Using this an average value of cosine can be easily got:

$$ {{\frac{1}{4\pi^2\chi^2}}\int\limits_{0}^{\chi}\int\limits_{0}^{\chi}\int\limits_{0}^{2\pi}\int\limits_{0}^{2\pi}\cos(\vec{e_1},\vec{e_2})d\phi_1\phi_2\theta_1d\theta_2=\frac{\sin^2\chi}{\chi^2}} $$

But I didn't have much luck trying to get the average value of sine. I can't solve this:

$$ {{\frac{1}{4\pi^2\chi^2}}\int\limits_{0}^{\chi}\int\limits_{0}^{\chi}\int\limits_{0}^{2\pi}\int\limits_{0}^{2\pi}\sqrt{1-\left(\sin\theta_{1}\sin\theta_{2}\cos\left(\phi_{1}-\phi_{2}\right)+\cos\theta_{1}\cos\theta_{2}\right)^{2}}d\phi_1\phi_2\theta_1d\theta_2} $$

Using the Monte-Carlo simulation I got this curve:

Any help would be appreciated!

Answer 1

This is how I might set up this problem: just a hint at one possible start. (Not an answer!)

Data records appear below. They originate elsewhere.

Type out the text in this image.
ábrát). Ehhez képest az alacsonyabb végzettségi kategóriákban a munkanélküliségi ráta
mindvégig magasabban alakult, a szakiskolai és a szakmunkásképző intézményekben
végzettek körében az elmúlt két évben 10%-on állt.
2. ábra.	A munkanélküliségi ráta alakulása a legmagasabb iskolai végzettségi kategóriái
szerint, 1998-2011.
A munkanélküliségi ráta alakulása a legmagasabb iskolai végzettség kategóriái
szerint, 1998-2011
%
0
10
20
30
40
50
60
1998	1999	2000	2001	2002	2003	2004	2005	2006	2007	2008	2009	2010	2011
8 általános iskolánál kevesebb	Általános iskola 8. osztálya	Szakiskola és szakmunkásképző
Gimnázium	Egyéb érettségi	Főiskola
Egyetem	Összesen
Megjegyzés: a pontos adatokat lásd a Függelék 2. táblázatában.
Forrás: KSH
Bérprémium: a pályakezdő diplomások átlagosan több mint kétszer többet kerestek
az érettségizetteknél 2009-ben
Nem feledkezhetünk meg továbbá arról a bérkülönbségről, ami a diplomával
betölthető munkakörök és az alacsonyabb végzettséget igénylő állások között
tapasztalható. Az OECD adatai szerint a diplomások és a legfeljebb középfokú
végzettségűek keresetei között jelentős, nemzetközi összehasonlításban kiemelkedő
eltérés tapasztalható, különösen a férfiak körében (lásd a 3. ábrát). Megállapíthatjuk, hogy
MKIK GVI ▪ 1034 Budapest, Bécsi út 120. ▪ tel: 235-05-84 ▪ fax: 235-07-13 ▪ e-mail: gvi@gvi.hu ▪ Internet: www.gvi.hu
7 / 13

If we parametrize the unit sphere $S^2$ by $\mathbf{x}=(\theta,\phi)\in[0,2\pi)\times[0,\pi]$, then the area element is $dS=\sin\phi\,d\theta\,d\phi$, and we are interested in the polar region $R=[0,2\pi)\times[0,\chi]$ which has area $$ A=\int_{R}\,dS=\int_{0}^{\chi}\int_{0}^{2\pi}\sin\phi\,d\theta\,d\phi =2\pi\int_{0}^{\chi}\sin\phi\,d\phi =2\pi\left(1-\cos\chi\right). $$ The average value of the sine of the angle $\alpha=\alpha_{\mathbf{xy}}$ between uniformly random points $\mathbf{x},\mathbf{y}\in R$ is then $$ \eqalign{ \overline{\sin\alpha}& =\frac1{A^2}\iint_{R^2}\sin\alpha\,dS_{\mathbf{x}}\,dS_{\mathbf{y}} =\frac1{A^2}\iint_{[0,2\pi)\times[0,\chi]^2} \sin\alpha \sin\phi_\mathbf{x}\sin\phi_\mathbf{y} \, d\phi_\mathbf{x}\, d\phi_\mathbf{y} \, d\theta } $$ where now, like you, using subscripts $1$ and $2$ in place of $x$ and $y$, $$ \eqalign{ \cos\alpha &=\cos\phi_1\cos\phi_2+\sin\phi_1\sin\phi_2\cos\theta\\ &=\frac{\cos(\phi_1-\phi_2)+\cos(\phi_1+\phi_2)}2 +\frac{\cos(\phi_1-\phi_2)-\cos(\phi_1+\phi_2)}2\cos\theta\\ &=\cos(\phi_1+\phi_2)\frac{1-\cos\theta}2 +\cos(\phi_1-\phi_2)\frac{1+\cos\theta}2\\ &=\cos(\phi_1+\phi_2)\,\sin^2\frac\theta2 +\cos(\phi_1-\phi_2)\,\cos^2\frac\theta2\\ } $$ since $\theta=\theta_\mathbf{x}-\theta_\mathbf{y}$ is uniformly distributed in $[0,2\pi)$ (up to a trivial additive multiple of $2\pi$).